The World Health Organization (WHO) points to two additional factors: Overall, the risk of venous thrombosis increases with age, even without the pill. Nicotine use, on the other hand, exerts no significant influence in either young or older women using COC for contraception. The figures for myocardial infarction, ischemic insult, and hemorrhagic insult are quite different: here, too, the probability increases with age. However, if the COC-taking women are also smokers, the risk increases significantly. “I therefore generally do not prescribe COC to older women who smoke. Nor should patients suffering from migraine with aura take the pill,” says Dr. Tschudin.
Alternatives to COC
In addition to the combined pill, there are progestogen preparations such as the three-month injection or the implant. The disadvantage here is that the cycle cannot be controlled. “The irregular bleeding between periods can become a problem,” Dr. Tschudin knows. “Many people don’t like injections and don’t feel like going to the doctor every third month.” In addition, there are results from research that attest to products such as Depoprovera® (DMPA) having a negative effect on bone density, especially when used early in adolescence. DMPA should therefore only be prescribed for adults.
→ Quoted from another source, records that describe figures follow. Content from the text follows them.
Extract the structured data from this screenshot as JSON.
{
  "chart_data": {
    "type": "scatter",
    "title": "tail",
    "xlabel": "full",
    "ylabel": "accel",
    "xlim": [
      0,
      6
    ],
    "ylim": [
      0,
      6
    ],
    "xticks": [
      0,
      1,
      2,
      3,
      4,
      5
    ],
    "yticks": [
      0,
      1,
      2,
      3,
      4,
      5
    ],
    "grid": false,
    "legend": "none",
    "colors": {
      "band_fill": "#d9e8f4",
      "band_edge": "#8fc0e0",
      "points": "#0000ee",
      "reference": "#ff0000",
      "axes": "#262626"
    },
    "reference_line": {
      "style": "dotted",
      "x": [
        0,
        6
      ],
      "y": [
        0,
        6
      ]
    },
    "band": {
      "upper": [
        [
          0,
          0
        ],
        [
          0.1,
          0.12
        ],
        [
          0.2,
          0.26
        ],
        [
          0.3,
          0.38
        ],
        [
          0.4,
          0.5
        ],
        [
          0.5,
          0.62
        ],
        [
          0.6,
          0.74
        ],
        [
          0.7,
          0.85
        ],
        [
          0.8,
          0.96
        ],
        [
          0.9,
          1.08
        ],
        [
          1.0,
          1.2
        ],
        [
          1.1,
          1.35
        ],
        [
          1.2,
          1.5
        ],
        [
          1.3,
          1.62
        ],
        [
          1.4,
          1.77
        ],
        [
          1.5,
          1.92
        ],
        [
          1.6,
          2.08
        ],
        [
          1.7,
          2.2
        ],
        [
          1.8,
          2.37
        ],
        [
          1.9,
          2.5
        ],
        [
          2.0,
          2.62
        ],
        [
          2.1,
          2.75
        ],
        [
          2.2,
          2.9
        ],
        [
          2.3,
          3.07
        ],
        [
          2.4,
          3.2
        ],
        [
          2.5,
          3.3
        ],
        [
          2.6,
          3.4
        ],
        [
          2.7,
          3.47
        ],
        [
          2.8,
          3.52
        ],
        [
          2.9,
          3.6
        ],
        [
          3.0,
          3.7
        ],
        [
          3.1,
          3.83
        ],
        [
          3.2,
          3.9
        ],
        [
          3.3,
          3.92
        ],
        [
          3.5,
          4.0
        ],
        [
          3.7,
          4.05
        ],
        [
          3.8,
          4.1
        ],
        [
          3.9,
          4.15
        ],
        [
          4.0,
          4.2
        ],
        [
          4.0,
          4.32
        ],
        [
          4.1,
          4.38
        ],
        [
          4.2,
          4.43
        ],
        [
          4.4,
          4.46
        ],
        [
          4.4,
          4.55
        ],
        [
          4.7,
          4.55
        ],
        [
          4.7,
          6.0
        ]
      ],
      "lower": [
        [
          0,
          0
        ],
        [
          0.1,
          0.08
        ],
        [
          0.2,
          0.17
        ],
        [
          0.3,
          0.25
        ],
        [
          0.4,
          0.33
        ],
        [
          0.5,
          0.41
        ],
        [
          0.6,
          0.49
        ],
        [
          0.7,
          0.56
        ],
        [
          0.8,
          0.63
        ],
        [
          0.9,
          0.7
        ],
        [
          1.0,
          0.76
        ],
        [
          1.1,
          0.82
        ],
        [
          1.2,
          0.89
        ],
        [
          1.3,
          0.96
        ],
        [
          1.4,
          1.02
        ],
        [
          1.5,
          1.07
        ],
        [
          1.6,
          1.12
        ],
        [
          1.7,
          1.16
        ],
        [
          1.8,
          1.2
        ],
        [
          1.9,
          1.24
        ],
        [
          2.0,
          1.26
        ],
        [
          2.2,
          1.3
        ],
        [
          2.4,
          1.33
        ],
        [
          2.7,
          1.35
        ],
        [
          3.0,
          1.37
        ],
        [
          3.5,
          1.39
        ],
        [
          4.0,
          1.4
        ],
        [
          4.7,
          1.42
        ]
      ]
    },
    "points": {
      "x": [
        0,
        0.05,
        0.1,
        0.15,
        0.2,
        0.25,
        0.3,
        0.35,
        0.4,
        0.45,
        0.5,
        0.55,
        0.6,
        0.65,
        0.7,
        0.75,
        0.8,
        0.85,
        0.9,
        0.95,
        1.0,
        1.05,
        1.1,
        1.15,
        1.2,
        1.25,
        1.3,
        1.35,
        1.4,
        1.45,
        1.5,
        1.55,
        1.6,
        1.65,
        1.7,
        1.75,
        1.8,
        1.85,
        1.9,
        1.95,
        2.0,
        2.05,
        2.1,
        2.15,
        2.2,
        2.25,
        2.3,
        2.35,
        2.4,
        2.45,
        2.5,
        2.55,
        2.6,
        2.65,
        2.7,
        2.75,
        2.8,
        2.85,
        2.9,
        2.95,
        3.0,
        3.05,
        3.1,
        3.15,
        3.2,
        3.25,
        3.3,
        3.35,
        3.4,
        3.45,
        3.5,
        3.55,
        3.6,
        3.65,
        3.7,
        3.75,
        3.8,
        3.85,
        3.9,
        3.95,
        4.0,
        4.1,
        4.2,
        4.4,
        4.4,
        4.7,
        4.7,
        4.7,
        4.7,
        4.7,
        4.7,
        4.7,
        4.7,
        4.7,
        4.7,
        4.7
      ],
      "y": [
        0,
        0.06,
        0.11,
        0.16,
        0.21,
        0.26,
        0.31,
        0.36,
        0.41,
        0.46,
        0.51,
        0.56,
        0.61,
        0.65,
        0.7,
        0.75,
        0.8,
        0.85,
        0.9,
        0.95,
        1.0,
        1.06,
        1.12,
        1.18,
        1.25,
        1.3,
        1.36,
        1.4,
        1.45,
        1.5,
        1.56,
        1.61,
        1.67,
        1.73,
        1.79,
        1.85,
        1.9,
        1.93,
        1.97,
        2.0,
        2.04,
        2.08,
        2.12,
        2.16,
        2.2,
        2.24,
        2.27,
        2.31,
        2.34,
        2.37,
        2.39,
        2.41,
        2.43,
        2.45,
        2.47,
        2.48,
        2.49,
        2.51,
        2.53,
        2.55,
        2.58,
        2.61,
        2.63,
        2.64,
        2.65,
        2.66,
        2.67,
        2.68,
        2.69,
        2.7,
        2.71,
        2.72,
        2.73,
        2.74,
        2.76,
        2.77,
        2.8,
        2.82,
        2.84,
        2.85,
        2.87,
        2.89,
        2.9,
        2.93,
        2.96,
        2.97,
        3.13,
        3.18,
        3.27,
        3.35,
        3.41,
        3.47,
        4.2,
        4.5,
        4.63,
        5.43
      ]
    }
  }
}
Implanon®, on the other hand, appears to have no effect, or at least a lesser effect, on bone density. Recently, a radiopaque model has been launched on the market, where correct insertion is better ensured thanks to a new applicator.
In conclusion, Dr. Tschudin once again summarized the most important requirements for a contraceptive: “It should be safe, reversible, have few side effects, be STI-safe, simple, convenient and inexpensive.” New forms and modes of application offer interesting alternatives here. The patch (Evra®) or the vaginal ring (NuvaRing®), for example, have the advantage that they work independently of gastrointestinal absorption (most pills have lactose in them). Furthermore, there is no first-pass effect with either of them.